Das lass ich mir natürlich nicht zweimal sagen und versuche immer die verrücktesten Sachen mit meinen Freunden zu unternehmen.

So kam es auch, dass wir uns bei einen Schlammrennen für Frauen angemeldet haben, dem

Muddy Angel Run 2022

-> Der„Schauinsland Muddy Angel Run“ ist Europas 1. Schlammrennen für Frauen aller Fitnesslevel. Die Laufstrecke ist 5 km lang und voller spaßiger und schlammiger Team-Hindernissen.

Am Anfang waren wir zu viert und am Ereignistag waren wir insgesamt sieben Frauen, die sich als Team „Have MATSCH Fun“ anmeldeten.

Sieben Monate haben wir den Tag herbeigesehnt und am 02. Juli 2022 war es endlich so weit. In diesen Zeitraum habe ich mich immer gefragt, wie genau es laufen soll, wenn ich während des Lauf als Einzige im Team Nichts höre. Zuerst habe ich überlegt, ob ich vielleicht nicht einfach mit der Schwimmhülle fürs CI mitlaufen soll.

Das Risiko, die CIs im Schlamm zu verlieren, war mir dann doch zu hoch.

Am Ende habe ich diese bei einen Freund von mir gelassen, der nicht mit gelaufen ist. Meine Freunde kommunizierten mit mir anhand von Basic-LBGs (Basic Lautsprachbegleitende Gebärden) oder ich behalf mir durch Lippenlesen.

Letztendlich war es einer der besten Tage, die ich erlebt habe. Die Bedenken, die ich zuerst hatte, waren komplett unbegründet:

Es hat alles gut geklappt und wir hatten den Spaß unseres Lebens.
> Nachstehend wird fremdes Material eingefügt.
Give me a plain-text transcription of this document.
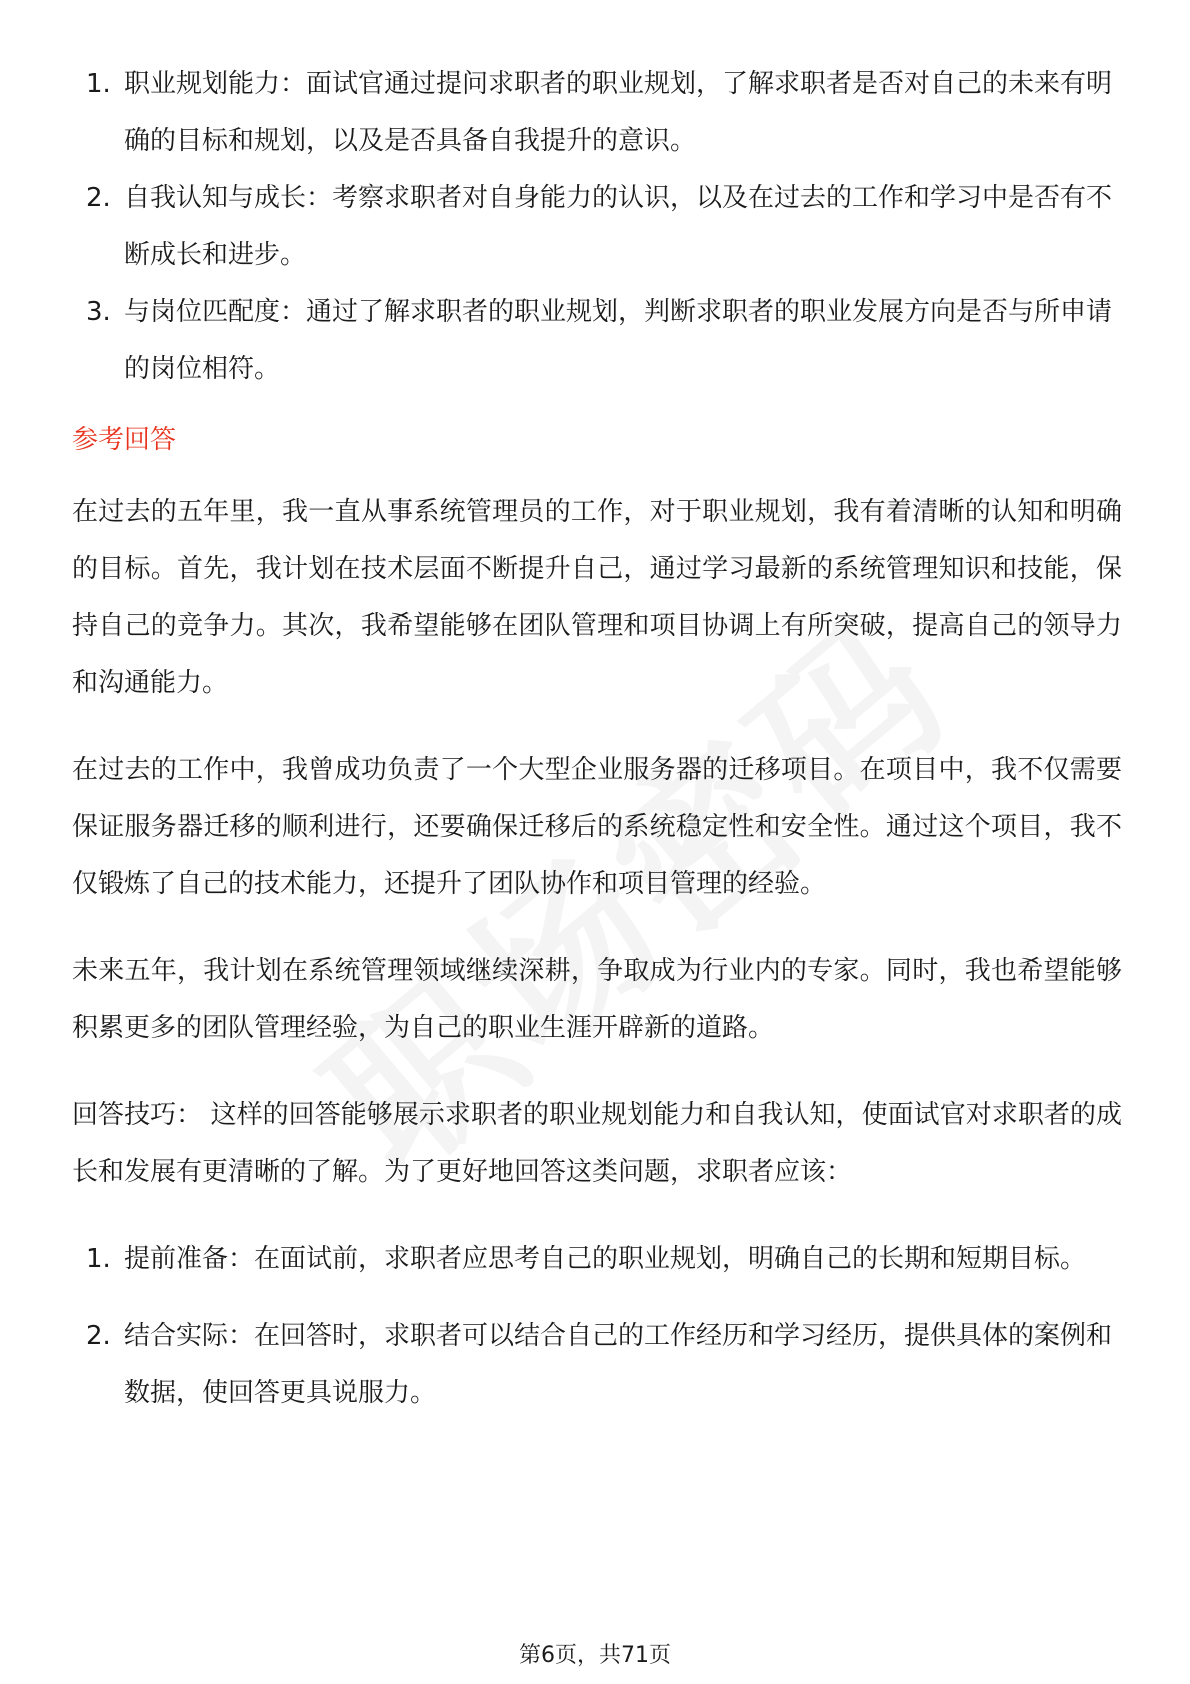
1. 职业规划能力：面试官通过提问求职者的职业规划，了解求职者是否对自己的未来有明确的目标和规划，以及是否具备自我提升的意识。
2. 自我认知与成长：考察求职者对自身能力的认识，以及在过去的工作和学习中是否有不断成长和进步。
3. 与岗位匹配度：通过了解求职者的职业规划，判断求职者的职业发展方向是否与所申请的岗位相符。
参考回答

在过去的五年里，我一直从事系统管理员的工作，对于职业规划，我有着清晰的认知和明确的目标。首先，我计划在技术层面不断提升自己，通过学习最新的系统管理知识和技能，保持自己的竞争力。其次，我希望能够在团队管理和项目协调上有所突破，提高自己的领导力和沟通能力。

在过去的工作中，我曾成功负责了一个大型企业服务器的迁移项目。在项目中，我不仅需要保证服务器迁移的顺利进行，还要确保迁移后的系统稳定性和安全性。通过这个项目，我不仅锻炼了自己的技术能力，还提升了团队协作和项目管理的经验。

未来五年，我计划在系统管理领域继续深耕，争取成为行业内的专家。同时，我也希望能够积累更多的团队管理经验，为自己的职业生涯开辟新的道路。

回答技巧： 这样的回答能够展示求职者的职业规划能力和自我认知，使面试官对求职者的成长和发展有更清晰的了解。为了更好地回答这类问题，求职者应该：

1. 提前准备：在面试前，求职者应思考自己的职业规划，明确自己的长期和短期目标。
2. 结合实际：在回答时，求职者可以结合自己的工作经历和学习经历，提供具体的案例和数据，使回答更具说服力。
第6页，共71页
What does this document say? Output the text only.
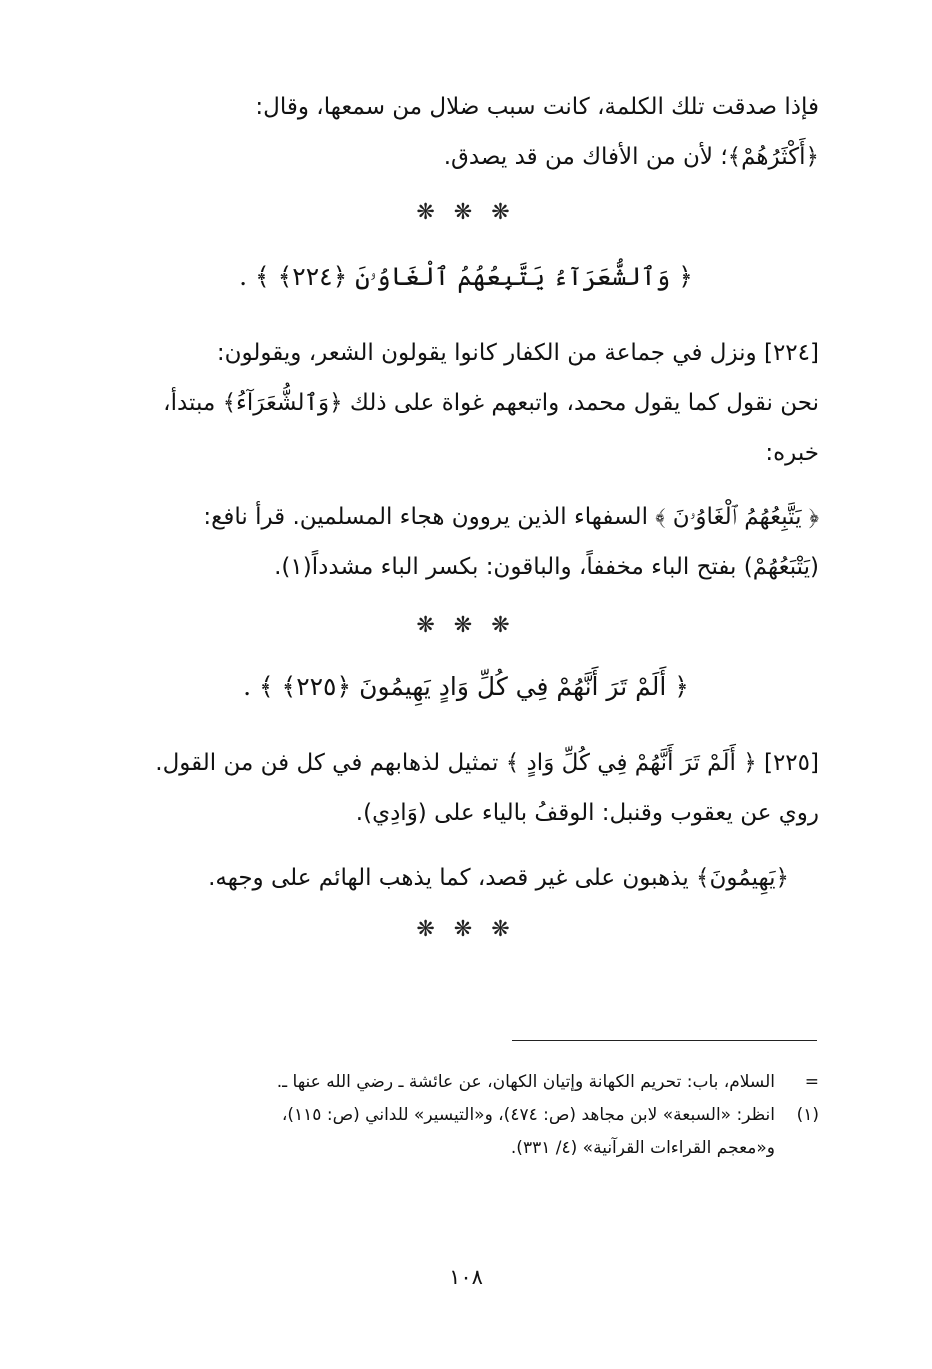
فإذا صدقت تلك الكلمة، كانت سبب ضلال من سمعها، وقال:
﴿أَكْثَرُهُمْ﴾؛ لأن من الأفاك من قد يصدق.
❋ ❋ ❋
﴿ وَٱلشُّعَرَآءُ يَتَّبِعُهُمُ ٱلْغَاوُۥنَ ﴿٢٢٤﴾ ﴾ .
[٢٢٤] ونزل في جماعة من الكفار كانوا يقولون الشعر، ويقولون:
نحن نقول كما يقول محمد، واتبعهم غواة على ذلك ﴿وَٱلشُّعَرَآءُ﴾ مبتدأ،
خبره:
﴿ يَتَّبِعُهُمُ ٱلْغَاوُۥنَ ﴾ السفهاء الذين يروون هجاء المسلمين. قرأ نافع:
(يَتْبَعُهُمْ) بفتح الباء مخففاً، والباقون: بكسر الباء مشدداً(١).
❋ ❋ ❋
﴿ أَلَمْ تَرَ أَنَّهُمْ فِي كُلِّ وَادٍ يَهِيمُونَ ﴿٢٢٥﴾ ﴾ .
[٢٢٥] ﴿ أَلَمْ تَرَ أَنَّهُمْ فِي كُلِّ وَادٍ ﴾ تمثيل لذهابهم في كل فن من القول.
روي عن يعقوب وقنبل: الوقفُ بالياء على (وَادِي).
﴿يَهِيمُونَ﴾ يذهبون على غير قصد، كما يذهب الهائم على وجهه.
❋ ❋ ❋
=السلام، باب: تحريم الكهانة وإتيان الكهان، عن عائشة ـ رضي الله عنها ـ.
(١)انظر: «السبعة» لابن مجاهد (ص: ٤٧٤)، و«التيسير» للداني (ص: ١١٥)،
و«معجم القراءات القرآنية» (٤/ ٣٣١).
١٠٨
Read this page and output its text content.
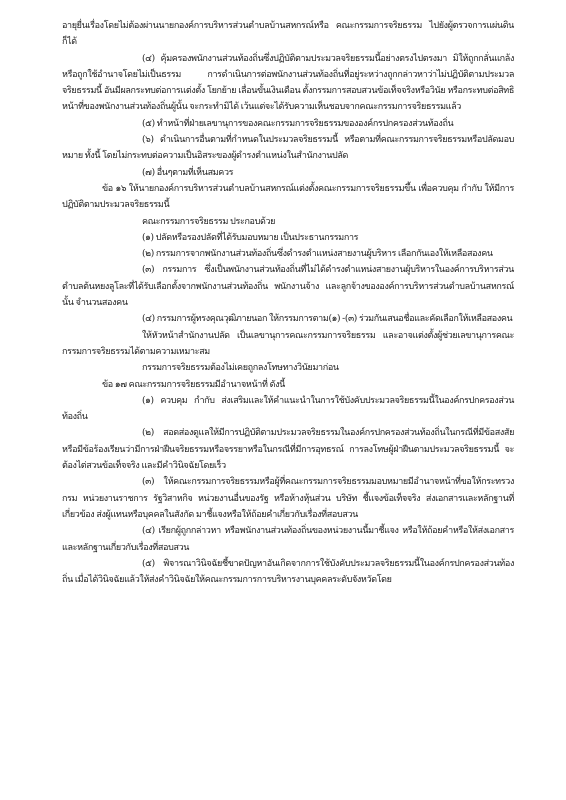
อายุยื่นเรื่องโดยไม่ต้องผ่านนายกองค์การบริหารส่วนตำบลบ้านสหกรณ์หรือ คณะกรรมการจริยธรรม ไปยังผู้ตรวจการแผ่นดินก็ได้

(๔) คุ้มครองพนักงานส่วนท้องถิ่นซึ่งปฏิบัติตามประมวลจริยธรรมนี้อย่างตรงไปตรงมา มิให้ถูกกลั่นแกล้งหรือถูกใช้อำนาจโดยไม่เป็นธรรม การดำเนินการต่อพนักงานส่วนท้องถิ่นที่อยู่ระหว่างถูกกล่าวหาว่าไม่ปฏิบัติตามประมวลจริยธรรมนี้ อันมีผลกระทบต่อการแต่งตั้ง โยกย้าย เลื่อนขั้นเงินเดือน ตั้งกรรมการสอบสวนข้อเท็จจริงหรือวินัย หรือกระทบต่อสิทธิหน้าที่ของพนักงานส่วนท้องถิ่นผู้นั้น จะกระทำมิได้ เว้นแต่จะได้รับความเห็นชอบจากคณะกรรมการจริยธรรมแล้ว

(๕) ทำหน้าที่ฝ่ายเลขานุการของคณะกรรมการจริยธรรมขององค์กรปกครองส่วนท้องถิ่น

(๖) ดำเนินการอื่นตามที่กำหนดในประมวลจริยธรรมนี้ หรือตามที่คณะกรรมการจริยธรรมหรือปลัดมอบหมาย ทั้งนี้ โดยไม่กระทบต่อความเป็นอิสระของผู้ดำรงตำแหน่งในสำนักงานปลัด

(๗) อื่นๆตามที่เห็นสมควร

ข้อ ๑๖ ให้นายกองค์การบริหารส่วนตำบลบ้านสหกรณ์แต่งตั้งคณะกรรมการจริยธรรมขึ้น เพื่อควบคุม กำกับ ให้มีการปฏิบัติตามประมวลจริยธรรมนี้

คณะกรรมการจริยธรรม ประกอบด้วย

(๑) ปลัดหรือรองปลัดที่ได้รับมอบหมาย เป็นประธานกรรมการ

(๒) กรรมการจากพนักงานส่วนท้องถิ่นซึ่งดำรงตำแหน่งสายงานผู้บริหาร เลือกกันเองให้เหลือสองคน

(๓) กรรมการ ซึ่งเป็นพนักงานส่วนท้องถิ่นที่ไม่ได้ดำรงตำแหน่งสายงานผู้บริหารในองค์การบริหารส่วนตำบลต้นหยงลูโละที่ได้รับเลือกตั้งจากพนักงานส่วนท้องถิ่น พนักงานจ้าง และลูกจ้างขององค์การบริหารส่วนตำบลบ้านสหกรณ์นั้น จำนวนสองคน

(๔) กรรมการผู้ทรงคุณวุฒิภายนอก ให้กรรมการตาม(๑) -(๓) ร่วมกันเสนอชื่อและคัดเลือกให้เหลือสองคน

ให้หัวหน้าสำนักงานปลัด เป็นเลขานุการคณะกรรมการจริยธรรม และอาจแต่งตั้งผู้ช่วยเลขานุการคณะกรรมการจริยธรรมได้ตามความเหมาะสม

กรรมการจริยธรรมต้องไม่เคยถูกลงโทษทางวินัยมาก่อน

ข้อ ๑๗ คณะกรรมการจริยธรรมมีอำนาจหน้าที่ ดังนี้

(๑) ควบคุม กำกับ ส่งเสริมและให้คำแนะนำในการใช้บังคับประมวลจริยธรรมนี้ในองค์กรปกครองส่วนท้องถิ่น

(๒) สอดส่องดูแลให้มีการปฏิบัติตามประมวลจริยธรรมในองค์กรปกครองส่วนท้องถิ่นในกรณีที่มีข้อสงสัยหรือมีข้อร้องเรียนว่ามีการฝ่าฝืนจริยธรรมหรือจรรยาหรือในกรณีที่มีการอุทธรณ์ การลงโทษผู้ฝ่าฝืนตามประมวลจริยธรรมนี้ จะต้องไต่สวนข้อเท็จจริง และมีคำวินิจฉัยโดยเร็ว

(๓) ให้คณะกรรมการจริยธรรมหรือผู้ที่คณะกรรมการจริยธรรมมอบหมายมีอำนาจหน้าที่ขอให้กระทรวง กรม หน่วยงานราชการ รัฐวิสาหกิจ หน่วยงานอื่นของรัฐ หรือห้างหุ้นส่วน บริษัท ชี้แจงข้อเท็จจริง ส่งเอกสารและหลักฐานที่เกี่ยวข้อง ส่งผู้แทนหรือบุคคลในสังกัด มาชี้แจงหรือให้ถ้อยคำเกี่ยวกับเรื่องที่สอบสวน

(๔) เรียกผู้ถูกกล่าวหา หรือพนักงานส่วนท้องถิ่นของหน่วยงานนี้มาชี้แจง หรือให้ถ้อยคำหรือให้ส่งเอกสารและหลักฐานเกี่ยวกับเรื่องที่สอบสวน

(๕) พิจารณาวินิจฉัยชี้ขาดปัญหาอันเกิดจากการใช้บังคับประมวลจริยธรรมนี้ในองค์กรปกครองส่วนท้องถิ่น เมื่อได้วินิจฉัยแล้วให้ส่งคำวินิจฉัยให้คณะกรรมการการบริหารงานบุคคลระดับจังหวัดโดย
Das zeigte mir erneut, dass wir Alles machen können, wenn wir es wollen.
Klar, es gibt immer Menschen, die sagen, dass man das nicht könnte aufgrund der Behinderung, aber das stimmt nicht.

Es findet sich immer eine Lösung um Überall teilzunehmen, also genießt euer Leben in vollen Zügen.

Ich habe eine Lösung gefunden, dann findet ihr auch eine, um euer Leben in allen Bereichen zu genießen.

Hindernisse sind dazu da, sie zu überwinden. Das habe ich an diesem Tag in jeder Hinsicht geschafft!